While prosecutors and the Mathesons were prepared to finally take it to trial this year, the guilty plea brought them something they likely would not have gotten out of a conviction.

"I didn’t anticipate that that was going to matter to me so much," Tracy said. "But having gone through today and listening to him say ‘guilty, guilty, guilty’ and ‘yes, yes, yes’ to all of the questions that he was asked and to know that that is on the record and everyone heard it and it is done, there’s no story after this. He did it. He did all of it. He said so. And now he will serve the rest of his life in prison. Justice has worked."

And the Mathesons now want justice to work for others.

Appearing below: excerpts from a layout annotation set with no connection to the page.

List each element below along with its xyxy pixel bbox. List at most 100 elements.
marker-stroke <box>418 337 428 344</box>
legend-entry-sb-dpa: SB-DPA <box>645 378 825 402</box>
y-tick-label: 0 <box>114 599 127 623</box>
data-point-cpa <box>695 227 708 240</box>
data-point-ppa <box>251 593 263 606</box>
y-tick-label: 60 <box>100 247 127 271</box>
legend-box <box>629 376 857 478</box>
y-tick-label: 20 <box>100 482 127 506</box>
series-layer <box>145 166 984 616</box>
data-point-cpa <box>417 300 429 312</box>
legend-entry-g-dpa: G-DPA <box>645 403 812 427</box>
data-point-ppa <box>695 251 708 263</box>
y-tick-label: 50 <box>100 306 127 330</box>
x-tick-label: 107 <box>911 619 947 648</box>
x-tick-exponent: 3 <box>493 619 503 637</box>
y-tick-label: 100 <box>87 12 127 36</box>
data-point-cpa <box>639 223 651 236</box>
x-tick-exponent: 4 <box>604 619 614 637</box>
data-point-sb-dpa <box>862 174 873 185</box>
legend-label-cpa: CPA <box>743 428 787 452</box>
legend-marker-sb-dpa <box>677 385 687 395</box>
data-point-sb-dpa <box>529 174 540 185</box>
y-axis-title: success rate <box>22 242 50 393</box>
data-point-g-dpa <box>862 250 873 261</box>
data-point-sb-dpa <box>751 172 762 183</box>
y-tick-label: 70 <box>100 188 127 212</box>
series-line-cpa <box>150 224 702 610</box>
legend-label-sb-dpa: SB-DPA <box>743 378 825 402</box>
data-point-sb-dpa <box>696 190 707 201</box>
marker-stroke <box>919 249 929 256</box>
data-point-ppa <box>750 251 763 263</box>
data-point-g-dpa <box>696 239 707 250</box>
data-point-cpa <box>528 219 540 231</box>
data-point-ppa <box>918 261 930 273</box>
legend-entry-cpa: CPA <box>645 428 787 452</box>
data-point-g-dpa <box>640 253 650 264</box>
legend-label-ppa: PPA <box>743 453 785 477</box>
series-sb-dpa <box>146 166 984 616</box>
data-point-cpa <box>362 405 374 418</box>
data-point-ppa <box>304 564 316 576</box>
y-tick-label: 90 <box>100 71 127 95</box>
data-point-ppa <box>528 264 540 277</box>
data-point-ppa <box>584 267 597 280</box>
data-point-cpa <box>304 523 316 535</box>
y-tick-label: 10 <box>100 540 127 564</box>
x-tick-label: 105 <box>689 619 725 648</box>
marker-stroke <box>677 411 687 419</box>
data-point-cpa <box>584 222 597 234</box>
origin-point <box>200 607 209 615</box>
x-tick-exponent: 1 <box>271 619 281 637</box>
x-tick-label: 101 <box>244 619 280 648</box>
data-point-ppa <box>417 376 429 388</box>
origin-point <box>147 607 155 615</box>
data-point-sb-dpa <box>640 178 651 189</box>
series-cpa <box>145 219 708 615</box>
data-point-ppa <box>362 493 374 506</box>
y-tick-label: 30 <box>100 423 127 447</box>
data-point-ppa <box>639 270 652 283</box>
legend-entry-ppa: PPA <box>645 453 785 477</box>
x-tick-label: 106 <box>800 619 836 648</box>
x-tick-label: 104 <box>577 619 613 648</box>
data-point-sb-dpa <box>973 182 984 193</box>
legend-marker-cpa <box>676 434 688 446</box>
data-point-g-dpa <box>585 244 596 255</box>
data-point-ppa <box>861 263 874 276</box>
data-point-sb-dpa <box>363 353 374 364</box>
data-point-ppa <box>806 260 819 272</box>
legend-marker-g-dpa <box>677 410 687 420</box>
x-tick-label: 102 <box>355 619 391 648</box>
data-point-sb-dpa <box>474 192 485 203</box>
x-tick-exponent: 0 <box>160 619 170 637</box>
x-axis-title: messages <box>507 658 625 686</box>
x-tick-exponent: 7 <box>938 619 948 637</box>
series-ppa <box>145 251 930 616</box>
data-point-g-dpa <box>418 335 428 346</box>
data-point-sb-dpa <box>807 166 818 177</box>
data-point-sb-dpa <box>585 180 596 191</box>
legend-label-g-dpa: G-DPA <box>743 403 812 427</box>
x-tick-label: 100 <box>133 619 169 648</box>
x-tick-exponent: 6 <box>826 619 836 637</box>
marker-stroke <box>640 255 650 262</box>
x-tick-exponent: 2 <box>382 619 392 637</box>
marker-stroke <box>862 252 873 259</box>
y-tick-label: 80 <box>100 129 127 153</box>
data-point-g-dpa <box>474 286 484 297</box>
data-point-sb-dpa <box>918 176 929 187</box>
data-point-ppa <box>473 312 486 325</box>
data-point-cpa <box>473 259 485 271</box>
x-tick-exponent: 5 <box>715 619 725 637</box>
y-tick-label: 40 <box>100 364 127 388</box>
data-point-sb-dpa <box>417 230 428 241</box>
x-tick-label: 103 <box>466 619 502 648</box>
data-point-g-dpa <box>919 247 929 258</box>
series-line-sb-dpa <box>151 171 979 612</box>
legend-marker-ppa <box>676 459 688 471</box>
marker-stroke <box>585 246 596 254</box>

In 2019, Tracy and David pushed to get Molly Jane’s Law passed in the Texas Legislature. It requires law enforcement to input suspect information into a national database.

Tracy also runs a non-profit, which has already installed more than 40 soft interview rooms at law enforcement agencies across the country, helping victims feel more comfortable talking with law enforcement.

"By doing them, we are bringing Molly’s light. We are taking the darkness, and we’re bringing light to it," Tracy said. "And by helping to change the conversation about sexual assault and empowering survivors to find their voices, that is something that molly would be behind 110%."

By pleading guilty, prosecutors point out there won’t be the extensive appeal process that drags on, especially if the sentence was death.

There will be another hearing Tuesday morning that will give additional victims an opportunity to speak in court.